We love healthy alternatives to bad foods. By eating foods with clean ingredients, not only are you nourishing your body, you are changing your taste buds and bad habits. This leads to less cravings, therefore less slip ups. This being said, it is super important to substitute wisely.

From now on, look out for foods that are marketed as "natural, raw, organic, vegan, gluten free, dairy free, sugar free, healthy" or just simply packaged well. Providers are often out to make money, not necessarily keep us healthy! Some products are great in terms of ingredients, but are so high in calories that they aren't even worth eating. Think of raw vegan treats; these are some of the most calorie dense snacks out there due to being so high in fat from nuts and coconut, and high in sugar from dates and organic sweeteners.

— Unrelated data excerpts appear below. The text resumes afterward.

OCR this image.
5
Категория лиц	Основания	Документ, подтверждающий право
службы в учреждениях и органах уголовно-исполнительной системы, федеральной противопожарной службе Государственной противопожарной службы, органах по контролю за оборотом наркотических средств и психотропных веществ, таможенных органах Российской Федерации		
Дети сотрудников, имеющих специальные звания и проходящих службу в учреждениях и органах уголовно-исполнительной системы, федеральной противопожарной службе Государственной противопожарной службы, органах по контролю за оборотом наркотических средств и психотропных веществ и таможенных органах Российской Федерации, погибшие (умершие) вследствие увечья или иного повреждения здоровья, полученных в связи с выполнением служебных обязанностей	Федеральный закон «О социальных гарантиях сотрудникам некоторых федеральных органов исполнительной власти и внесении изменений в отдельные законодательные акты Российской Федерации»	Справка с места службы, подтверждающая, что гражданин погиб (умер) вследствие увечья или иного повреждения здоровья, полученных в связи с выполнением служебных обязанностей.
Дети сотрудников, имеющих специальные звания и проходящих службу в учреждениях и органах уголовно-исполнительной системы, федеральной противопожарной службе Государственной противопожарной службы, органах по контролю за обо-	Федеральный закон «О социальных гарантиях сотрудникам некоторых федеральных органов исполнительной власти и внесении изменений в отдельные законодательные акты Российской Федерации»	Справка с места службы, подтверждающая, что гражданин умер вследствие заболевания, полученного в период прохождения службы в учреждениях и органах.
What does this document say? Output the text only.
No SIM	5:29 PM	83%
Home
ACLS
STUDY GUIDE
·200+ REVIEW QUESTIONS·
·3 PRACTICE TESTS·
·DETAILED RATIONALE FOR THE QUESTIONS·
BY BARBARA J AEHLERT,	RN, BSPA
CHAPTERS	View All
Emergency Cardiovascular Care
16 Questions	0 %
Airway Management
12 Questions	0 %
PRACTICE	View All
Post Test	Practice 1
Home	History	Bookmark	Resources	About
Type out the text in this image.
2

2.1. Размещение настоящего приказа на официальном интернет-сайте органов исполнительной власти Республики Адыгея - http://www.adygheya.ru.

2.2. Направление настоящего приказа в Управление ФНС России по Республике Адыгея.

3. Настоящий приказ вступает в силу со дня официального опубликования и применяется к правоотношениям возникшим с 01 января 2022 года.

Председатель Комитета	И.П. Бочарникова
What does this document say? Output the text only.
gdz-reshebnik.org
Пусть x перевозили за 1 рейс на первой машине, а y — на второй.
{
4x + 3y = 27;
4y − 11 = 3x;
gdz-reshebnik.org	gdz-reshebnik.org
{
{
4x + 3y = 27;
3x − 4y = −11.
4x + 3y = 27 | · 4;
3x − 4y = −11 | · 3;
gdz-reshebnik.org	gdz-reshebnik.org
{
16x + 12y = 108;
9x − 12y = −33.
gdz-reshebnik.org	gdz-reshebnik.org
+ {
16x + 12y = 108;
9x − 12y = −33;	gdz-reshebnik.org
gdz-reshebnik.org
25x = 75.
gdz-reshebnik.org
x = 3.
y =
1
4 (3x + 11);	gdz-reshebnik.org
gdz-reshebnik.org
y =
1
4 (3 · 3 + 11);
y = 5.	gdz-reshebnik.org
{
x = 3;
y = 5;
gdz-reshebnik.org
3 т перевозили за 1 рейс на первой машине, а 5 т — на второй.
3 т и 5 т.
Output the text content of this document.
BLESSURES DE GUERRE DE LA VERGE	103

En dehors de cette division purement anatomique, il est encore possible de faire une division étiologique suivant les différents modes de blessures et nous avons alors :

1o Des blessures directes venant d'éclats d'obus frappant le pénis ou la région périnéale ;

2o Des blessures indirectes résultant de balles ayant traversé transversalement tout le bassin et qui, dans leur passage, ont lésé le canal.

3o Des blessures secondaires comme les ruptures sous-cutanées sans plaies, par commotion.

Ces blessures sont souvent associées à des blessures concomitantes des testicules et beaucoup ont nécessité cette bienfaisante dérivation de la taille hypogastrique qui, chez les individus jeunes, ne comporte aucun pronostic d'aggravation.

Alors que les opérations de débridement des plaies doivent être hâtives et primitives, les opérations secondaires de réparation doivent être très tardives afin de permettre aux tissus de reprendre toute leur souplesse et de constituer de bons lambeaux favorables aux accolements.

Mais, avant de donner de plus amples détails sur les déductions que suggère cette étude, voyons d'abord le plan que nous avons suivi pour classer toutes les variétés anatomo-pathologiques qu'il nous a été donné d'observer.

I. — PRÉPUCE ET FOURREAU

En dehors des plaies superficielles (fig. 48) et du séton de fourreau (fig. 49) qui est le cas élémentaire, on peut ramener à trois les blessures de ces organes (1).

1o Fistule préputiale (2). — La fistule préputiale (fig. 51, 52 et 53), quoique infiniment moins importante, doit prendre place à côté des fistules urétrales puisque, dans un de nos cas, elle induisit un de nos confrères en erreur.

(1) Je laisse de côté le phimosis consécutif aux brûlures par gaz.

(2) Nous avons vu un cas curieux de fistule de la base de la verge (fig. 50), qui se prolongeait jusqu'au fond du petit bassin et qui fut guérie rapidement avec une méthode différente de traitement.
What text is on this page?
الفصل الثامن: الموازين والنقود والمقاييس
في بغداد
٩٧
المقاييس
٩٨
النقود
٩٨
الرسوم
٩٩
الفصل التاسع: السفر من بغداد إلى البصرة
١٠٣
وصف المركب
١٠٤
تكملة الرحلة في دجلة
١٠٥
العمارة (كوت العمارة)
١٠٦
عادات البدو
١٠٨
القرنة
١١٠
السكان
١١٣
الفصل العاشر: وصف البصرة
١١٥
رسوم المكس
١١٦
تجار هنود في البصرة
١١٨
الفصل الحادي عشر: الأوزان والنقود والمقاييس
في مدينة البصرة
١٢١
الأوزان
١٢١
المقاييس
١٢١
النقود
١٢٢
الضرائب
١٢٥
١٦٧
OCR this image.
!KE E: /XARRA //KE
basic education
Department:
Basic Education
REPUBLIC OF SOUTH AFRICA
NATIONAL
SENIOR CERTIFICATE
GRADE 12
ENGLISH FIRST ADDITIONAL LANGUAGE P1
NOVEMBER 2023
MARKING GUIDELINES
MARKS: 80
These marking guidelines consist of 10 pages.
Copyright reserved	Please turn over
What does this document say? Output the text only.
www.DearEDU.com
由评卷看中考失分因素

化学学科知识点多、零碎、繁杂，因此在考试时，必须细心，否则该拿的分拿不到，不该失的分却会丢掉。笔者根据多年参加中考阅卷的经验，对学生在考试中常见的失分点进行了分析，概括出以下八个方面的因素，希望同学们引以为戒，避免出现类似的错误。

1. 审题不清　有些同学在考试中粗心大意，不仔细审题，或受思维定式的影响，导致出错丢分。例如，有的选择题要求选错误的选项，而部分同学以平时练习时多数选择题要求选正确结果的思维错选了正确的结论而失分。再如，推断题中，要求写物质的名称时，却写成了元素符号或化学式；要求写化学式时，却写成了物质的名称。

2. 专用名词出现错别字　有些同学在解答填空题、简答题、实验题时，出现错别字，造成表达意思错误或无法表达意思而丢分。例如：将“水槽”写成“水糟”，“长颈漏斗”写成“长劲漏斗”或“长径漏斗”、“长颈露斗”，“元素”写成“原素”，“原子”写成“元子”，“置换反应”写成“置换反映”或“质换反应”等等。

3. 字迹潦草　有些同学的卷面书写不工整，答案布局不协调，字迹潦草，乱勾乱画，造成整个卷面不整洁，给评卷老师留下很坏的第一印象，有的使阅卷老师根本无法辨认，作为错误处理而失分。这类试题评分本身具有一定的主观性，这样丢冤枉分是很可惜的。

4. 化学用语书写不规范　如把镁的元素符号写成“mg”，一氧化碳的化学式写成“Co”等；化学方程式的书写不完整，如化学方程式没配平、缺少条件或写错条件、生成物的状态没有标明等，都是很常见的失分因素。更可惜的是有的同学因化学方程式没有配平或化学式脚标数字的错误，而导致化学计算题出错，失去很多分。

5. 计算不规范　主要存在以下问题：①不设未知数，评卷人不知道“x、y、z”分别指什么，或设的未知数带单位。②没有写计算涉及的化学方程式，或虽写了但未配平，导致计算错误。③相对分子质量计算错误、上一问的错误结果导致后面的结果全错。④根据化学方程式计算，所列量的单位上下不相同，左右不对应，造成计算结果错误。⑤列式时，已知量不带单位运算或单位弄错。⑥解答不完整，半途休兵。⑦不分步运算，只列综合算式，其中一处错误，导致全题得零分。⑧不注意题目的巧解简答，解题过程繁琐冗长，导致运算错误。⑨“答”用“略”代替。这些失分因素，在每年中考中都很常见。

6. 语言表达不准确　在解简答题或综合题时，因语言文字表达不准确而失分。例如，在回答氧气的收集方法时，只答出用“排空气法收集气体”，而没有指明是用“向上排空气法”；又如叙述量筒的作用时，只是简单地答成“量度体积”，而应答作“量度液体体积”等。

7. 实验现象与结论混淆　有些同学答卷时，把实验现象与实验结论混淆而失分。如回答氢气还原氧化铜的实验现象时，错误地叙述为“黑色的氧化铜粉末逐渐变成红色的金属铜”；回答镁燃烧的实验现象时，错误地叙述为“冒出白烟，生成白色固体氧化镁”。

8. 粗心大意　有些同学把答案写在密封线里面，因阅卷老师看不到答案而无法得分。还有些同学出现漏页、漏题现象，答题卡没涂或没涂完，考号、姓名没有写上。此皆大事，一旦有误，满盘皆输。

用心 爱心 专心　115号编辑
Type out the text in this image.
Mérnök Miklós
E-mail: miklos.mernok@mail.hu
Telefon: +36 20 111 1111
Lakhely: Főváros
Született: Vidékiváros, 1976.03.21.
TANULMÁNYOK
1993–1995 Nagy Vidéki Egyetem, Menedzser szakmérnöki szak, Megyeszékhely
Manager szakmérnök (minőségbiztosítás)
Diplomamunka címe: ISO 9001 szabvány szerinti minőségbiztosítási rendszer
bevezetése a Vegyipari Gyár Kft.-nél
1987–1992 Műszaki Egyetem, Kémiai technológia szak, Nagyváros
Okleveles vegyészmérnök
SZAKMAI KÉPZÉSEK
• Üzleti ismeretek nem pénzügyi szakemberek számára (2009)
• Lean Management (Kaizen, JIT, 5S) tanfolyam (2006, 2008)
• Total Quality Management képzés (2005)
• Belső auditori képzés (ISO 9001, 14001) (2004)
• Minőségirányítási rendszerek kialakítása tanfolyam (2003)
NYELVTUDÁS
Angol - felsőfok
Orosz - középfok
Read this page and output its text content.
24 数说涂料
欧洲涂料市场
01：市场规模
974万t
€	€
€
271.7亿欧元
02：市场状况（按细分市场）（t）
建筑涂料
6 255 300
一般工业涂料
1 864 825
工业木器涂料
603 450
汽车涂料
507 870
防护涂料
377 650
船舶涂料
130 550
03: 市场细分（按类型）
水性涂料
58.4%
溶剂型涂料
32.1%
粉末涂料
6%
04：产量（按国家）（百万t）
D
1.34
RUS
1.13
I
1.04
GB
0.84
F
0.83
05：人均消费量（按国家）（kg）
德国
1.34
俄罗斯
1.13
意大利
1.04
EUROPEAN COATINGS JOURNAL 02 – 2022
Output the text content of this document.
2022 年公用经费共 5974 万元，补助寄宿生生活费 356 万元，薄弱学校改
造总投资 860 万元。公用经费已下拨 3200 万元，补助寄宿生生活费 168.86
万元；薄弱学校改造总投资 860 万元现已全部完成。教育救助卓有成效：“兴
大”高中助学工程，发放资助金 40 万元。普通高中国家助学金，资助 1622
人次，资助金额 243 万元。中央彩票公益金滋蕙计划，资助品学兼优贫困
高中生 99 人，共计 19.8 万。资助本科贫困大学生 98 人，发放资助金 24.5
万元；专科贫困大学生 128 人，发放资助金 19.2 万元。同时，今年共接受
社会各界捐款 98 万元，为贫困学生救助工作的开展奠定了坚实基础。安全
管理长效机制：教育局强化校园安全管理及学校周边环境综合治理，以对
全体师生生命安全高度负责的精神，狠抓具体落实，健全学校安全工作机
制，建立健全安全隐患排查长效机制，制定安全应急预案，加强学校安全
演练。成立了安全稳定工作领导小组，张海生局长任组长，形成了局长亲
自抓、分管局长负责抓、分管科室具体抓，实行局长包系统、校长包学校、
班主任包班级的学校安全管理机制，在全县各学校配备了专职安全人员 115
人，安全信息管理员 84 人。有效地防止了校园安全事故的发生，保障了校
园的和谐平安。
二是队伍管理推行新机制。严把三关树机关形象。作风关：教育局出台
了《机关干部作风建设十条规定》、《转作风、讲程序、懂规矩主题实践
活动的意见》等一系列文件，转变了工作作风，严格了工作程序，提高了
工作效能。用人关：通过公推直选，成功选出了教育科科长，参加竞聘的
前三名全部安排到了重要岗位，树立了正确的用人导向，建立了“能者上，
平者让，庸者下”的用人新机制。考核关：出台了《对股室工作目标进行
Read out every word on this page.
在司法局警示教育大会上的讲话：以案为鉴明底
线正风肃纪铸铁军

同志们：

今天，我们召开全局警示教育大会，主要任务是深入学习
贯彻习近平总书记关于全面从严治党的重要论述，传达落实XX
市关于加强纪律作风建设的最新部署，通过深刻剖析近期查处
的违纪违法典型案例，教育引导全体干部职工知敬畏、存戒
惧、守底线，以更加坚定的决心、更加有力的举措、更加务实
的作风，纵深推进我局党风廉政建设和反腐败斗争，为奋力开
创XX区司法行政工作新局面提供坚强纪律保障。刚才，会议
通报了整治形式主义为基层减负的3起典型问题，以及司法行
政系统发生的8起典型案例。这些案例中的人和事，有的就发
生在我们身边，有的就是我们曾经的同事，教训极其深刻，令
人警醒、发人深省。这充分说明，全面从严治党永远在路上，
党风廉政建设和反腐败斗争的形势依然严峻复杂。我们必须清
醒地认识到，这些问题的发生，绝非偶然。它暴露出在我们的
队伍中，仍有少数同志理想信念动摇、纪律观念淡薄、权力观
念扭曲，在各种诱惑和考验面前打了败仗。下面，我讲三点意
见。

Whilst we say not to obsess over calories, this is where being mindful is important. You are seeking to be rewarded for the effort that you're putting into Move Well, not confused as to why nothing is working.



Whilst at Move Well we recommend a mostly gluten and dairy free diet, and actually do consume foods on this list, we are conscious of our choice of alternative or how much to consume. Here is a list of "healthy" foods, that when eaten too often or to excess, will be detriment to your goals!

  • Coconut Yogurt (calories, fat)
  • Bliss Balls (calories, fat, sugar)
  • Vegan Cheese (calories, fat)
  • Dates (calories, sugar)
  • Granola (sugar)
  • Smoothies (calories, fat, sugar)
  • Nut Butters (calories, fat)
  • Raw Slice (calories, fat)
  • Nuts, Seeds, Chia Seeds (calories, fat)
  • Gluten Free Pasta (same amount of carbs as normal pasta)
  • Coconut Water (sugar)
  • Protein Bars (calories, fat, sugar, preservatives &additives)
  • Avocado on Toast (fat due to excessive servings)

As mentioned above, these are all HEALTHY foods and we are not recommending to avoid all together. Moderation is key. Eat well.